We met Créton at his lab in Zürich, Switzerland, to discuss the poaching crisis in Africa.

Mr. Créton, 60, is a distinguished primatologist and pioneer in the study of human-elephant interaction.

Our reporting has prompted us to interview Mr. Créton and his colleagues from a variety of fields. What follows is an edited version of that conversation.

Were you surprised by the scale of the ivory smuggling operation, which came to light earlier this month with the arrests of several people in Zimbabwe?

I was. The news spread like wildfire and overblown it because of the complex international connections that we now have. On Monday, I was in Tokyo, then went back to Zurich on the train to fly back to Washington. By Tuesday morning, the news had moved across the globe. It’s great that these guys were caught.

We were surprised by this. The jewelry industry has worked for a long time in Africa, but the ivory was for two reasons: People wanted to consume them, and be sure to purchase what is legal. And people on the other side of the map were just involved. There was no attempt to plan an elaborate scheme to export a lot of ivory back to China, where a lot of it goes already. The continent is not able to process it at the moment, so the smuggling of ivory was just a way to transport it.

What was the research you conducted on elephants before you joined the Swiss team?

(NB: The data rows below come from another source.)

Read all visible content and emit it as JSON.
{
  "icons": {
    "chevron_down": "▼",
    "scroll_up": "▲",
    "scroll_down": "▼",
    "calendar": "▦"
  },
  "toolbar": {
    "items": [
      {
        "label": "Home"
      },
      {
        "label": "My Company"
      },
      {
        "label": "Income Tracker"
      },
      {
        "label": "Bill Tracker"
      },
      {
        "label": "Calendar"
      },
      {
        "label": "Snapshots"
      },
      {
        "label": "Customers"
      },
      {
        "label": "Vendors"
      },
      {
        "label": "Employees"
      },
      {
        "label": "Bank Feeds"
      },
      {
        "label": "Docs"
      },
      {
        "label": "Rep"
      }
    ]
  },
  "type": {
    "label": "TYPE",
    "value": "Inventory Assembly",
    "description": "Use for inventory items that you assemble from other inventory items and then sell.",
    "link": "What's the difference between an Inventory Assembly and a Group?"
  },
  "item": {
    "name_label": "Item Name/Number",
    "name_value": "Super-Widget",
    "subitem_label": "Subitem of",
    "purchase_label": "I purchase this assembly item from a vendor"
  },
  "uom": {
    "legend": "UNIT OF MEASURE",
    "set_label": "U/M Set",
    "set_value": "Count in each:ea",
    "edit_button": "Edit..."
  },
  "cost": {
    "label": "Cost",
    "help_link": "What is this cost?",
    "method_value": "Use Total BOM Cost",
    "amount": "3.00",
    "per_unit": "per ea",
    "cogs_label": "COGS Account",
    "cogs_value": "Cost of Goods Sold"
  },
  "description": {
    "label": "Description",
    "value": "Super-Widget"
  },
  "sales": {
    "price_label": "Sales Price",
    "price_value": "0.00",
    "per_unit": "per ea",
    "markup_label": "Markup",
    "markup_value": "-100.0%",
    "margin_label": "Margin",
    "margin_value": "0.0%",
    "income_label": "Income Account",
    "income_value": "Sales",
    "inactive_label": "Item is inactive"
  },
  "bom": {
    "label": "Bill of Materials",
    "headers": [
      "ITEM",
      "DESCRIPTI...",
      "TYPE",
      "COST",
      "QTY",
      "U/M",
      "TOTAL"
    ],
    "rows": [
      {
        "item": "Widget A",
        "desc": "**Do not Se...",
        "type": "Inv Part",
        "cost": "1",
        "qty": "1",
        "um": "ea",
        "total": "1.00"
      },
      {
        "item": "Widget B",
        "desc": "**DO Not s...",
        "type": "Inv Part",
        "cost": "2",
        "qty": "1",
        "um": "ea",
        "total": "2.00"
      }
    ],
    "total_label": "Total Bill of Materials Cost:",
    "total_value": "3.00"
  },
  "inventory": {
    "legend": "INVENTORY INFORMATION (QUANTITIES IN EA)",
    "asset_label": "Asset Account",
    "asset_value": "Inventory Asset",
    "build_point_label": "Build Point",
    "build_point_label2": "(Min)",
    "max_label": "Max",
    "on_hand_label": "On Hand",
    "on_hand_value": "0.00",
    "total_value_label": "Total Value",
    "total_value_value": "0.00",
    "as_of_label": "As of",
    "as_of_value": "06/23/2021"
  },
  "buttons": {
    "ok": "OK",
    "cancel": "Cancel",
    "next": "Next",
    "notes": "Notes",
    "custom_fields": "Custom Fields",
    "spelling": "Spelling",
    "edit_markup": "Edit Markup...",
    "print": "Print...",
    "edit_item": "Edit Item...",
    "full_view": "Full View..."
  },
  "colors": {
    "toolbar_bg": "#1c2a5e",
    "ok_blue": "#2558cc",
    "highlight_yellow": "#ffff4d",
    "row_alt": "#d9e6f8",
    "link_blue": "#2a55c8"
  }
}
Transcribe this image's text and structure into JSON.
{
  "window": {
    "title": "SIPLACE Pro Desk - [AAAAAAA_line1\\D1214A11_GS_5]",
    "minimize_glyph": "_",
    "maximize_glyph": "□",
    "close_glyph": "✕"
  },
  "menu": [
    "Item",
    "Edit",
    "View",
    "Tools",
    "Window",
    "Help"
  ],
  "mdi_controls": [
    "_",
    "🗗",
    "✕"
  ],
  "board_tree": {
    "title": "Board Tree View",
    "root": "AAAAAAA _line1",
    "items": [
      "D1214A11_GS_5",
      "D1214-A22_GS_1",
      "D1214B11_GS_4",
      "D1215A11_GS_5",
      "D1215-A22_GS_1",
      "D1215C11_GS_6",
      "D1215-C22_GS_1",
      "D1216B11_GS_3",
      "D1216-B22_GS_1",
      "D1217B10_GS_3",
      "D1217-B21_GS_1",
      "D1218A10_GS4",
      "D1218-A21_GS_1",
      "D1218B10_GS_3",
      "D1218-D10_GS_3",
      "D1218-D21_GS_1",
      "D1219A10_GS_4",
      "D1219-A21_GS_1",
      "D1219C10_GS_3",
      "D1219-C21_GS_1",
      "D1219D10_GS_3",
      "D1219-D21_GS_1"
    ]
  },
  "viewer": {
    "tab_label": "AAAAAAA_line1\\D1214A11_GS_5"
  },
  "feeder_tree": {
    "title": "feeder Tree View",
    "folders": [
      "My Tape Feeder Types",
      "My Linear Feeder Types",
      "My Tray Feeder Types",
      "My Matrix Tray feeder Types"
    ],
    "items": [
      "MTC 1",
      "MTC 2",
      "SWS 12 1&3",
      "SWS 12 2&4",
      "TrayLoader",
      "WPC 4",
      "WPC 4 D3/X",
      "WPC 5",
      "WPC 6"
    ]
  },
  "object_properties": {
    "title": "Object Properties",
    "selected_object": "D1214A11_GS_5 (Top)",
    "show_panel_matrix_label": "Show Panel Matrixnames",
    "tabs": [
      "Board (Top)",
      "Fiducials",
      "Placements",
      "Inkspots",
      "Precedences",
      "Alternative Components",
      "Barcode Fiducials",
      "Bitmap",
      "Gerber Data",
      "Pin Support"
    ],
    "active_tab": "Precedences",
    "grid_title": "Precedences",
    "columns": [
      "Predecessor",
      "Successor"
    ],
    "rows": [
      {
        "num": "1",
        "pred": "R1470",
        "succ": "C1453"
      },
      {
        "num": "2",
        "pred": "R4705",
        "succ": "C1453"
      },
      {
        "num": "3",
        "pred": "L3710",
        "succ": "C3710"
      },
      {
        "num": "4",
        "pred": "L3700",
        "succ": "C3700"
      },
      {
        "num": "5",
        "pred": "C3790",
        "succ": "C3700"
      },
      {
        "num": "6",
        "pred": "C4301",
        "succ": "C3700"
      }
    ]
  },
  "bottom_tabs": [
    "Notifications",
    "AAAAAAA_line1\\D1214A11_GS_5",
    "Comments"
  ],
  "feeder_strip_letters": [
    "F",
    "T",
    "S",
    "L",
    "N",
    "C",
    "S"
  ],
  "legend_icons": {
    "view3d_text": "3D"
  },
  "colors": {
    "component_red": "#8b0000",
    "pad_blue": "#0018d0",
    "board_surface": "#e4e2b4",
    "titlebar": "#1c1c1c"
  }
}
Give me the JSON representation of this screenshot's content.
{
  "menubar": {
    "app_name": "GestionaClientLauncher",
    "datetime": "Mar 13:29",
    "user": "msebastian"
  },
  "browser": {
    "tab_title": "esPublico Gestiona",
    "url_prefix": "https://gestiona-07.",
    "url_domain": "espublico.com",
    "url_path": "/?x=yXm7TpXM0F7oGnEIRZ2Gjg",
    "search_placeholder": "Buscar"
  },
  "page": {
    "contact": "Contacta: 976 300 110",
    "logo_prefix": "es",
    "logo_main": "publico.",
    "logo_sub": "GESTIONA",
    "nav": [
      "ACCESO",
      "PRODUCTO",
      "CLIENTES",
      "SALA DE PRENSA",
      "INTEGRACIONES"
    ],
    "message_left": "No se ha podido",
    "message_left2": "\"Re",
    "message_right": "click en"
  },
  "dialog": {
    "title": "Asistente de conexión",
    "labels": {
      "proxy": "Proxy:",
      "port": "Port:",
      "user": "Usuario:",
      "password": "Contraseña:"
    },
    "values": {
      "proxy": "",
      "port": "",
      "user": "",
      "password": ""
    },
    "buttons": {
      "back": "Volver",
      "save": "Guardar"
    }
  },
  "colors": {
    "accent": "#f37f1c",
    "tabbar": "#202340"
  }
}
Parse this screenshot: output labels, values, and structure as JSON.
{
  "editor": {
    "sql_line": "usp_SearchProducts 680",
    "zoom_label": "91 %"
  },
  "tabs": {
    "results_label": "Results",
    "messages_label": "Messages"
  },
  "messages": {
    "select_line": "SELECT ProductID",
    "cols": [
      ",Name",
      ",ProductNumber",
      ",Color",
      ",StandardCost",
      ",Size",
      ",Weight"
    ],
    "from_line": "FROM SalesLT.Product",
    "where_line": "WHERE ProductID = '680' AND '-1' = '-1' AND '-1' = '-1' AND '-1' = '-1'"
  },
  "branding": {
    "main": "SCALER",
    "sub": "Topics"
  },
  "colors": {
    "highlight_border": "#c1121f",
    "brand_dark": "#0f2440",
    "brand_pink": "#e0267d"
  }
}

There are two populations of elephants in Africa, which probably come from different regions. There are six species of elephants in all of Africa: the African elephant, the African savanna elephant, the Asian elephant, the bush elephant, the mountain elephant and the Atu, or African dwarf. They are related to each other. It’s really, really hard to separate them because they are growing in the same environments and in the same areas.

We are starting to understand better how the forest elephant is different, and how the Atu is different from the elephant at the ends of the savanna forest, and also different from the African elephant to the south. Elephants will be much more like us than thought. I think the world of conservation and the idea of preserving species is going to change very much. It’s going to become global.

We should not focus on just the ivory as a subject. It’s not going to just go on moving east and west for ever. We should think of species conservation more holistically. I think that elephants are going to play a part in this, but their role will be much bigger than we previously thought. It’s good for my job and it’s good for the research of the field.

What is your research about?

The elephant is a very complex social animal, with a whole host of different personalities, different behaviors. It’s something really strong. It’s the only mammal that can perform a leap, for example.

Many scientists from different fields — for example geneticists, veterinarians, and environmentalists — are trying to find out what is going on in the brain when an elephant takes on a human face shape. Can elephants have a head shape, or a sense of smell, or what else?

So many scientists are trying to do something to fix the environment. I don’t think that has to do with the elephants. This is a reaction to every single global event. It’s going to play out and there’s going to be a reaction. It’s a pity that we are killing each other like this.